Thursday, May 31, 2012

Value does the work, and color gets all the credit.


Another limbering-up Yuba River  painting exercise for my Donner Lake, weekend paint out workshop this June 9 in the high Sierras. No matter the medium, painting is all about value control. Without value control, all the pretty colors in the light spectrum will not help you paint a compelling image. The foundation for that is value control. The dramatic value range I used for the Yuba River is the same that I used for this portrait study. If you can't get your values down, you can't bring the quality of your paintings up.

13 comments:

L.W.Roth, said...

This limbering up painting caught my eye as did the values do all the work and color gets the credit. Isn't that the truth! I slave over finding the right values--and sometimes it's only one that pulls all those bright spot together and makes things work.

I don't know whether I follow you or not, I will check and right the wrong, if it's wrong. I like your philosophy and your work. I call my paintings like this the "getting acquainted" sketch but limbering up might be more a more accurate description of the process?

David Lobenberg said...

L.W. I think you have visited my blog before. I like your alternative to my "limbering up" - "getting acquainted".

Anonymous said...

Agree completely and your grey color portraits prove the point beyond any doubt.

Arti said...

lovely works..love the gray portrait.

Barbara Muir said...

I hear you. I see you. But I do think that in your case colour does half the work, and value is getting all the credit. You are awesome at both.

Ciao,

Barbara

David Lobenberg said...

Hi Arti!

David Lobenberg said...

Yes, Barbara, but don't forget, color IS value.

David Lobenberg said...

Hi Arti!

Barbara Muir said...

Aye Aye David. Colour is value. I'll remember that today as I try and add value (colour) to some work I'm taking to a gallery.
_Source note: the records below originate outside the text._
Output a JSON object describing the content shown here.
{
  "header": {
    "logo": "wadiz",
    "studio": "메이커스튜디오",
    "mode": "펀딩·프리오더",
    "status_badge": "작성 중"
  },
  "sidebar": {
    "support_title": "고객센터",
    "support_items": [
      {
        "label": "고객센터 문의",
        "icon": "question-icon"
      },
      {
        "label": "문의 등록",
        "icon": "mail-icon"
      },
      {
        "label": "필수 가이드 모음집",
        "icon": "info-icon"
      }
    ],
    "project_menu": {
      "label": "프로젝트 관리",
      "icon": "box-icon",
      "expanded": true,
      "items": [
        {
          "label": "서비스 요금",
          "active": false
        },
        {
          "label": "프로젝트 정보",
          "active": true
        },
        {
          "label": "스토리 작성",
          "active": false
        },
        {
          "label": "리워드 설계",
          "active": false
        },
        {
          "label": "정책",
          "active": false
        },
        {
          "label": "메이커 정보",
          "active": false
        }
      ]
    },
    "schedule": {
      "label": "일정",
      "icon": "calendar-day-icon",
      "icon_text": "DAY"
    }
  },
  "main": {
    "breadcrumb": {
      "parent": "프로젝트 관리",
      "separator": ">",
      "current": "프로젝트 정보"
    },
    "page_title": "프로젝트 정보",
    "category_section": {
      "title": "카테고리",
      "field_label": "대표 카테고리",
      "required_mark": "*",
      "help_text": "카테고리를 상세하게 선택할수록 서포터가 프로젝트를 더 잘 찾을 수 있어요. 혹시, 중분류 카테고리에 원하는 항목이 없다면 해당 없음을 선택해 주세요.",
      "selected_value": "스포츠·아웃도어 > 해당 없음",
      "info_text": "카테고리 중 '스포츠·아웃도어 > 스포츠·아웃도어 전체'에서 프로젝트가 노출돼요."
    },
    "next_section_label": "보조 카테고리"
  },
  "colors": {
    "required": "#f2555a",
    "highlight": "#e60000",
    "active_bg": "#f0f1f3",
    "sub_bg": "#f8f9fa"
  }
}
Thank the acrylic Gods for speedy drying.

Ciao,

Barbara
P.S. Hate this new blogger human proof thing. I turned it off.

Liana Yarckin said...

I agree, but, I am unfortunately a master of one value! When I try to add darks, I just end up taking the whole painting to that new value. Controlling values is something I struggle with continuously.

David Lobenberg said...

Yes, Toronto denizen, thank god for fast-drying acrylic!
What do you do with a drunken sailor? Answer - put him in a long boat till he's sober!

David Lobenberg said...

Thanks Arti! Gray paintings keep me up to snuff with my value balance.

David Lobenberg said...

Glad you agree that I made a point, Anon.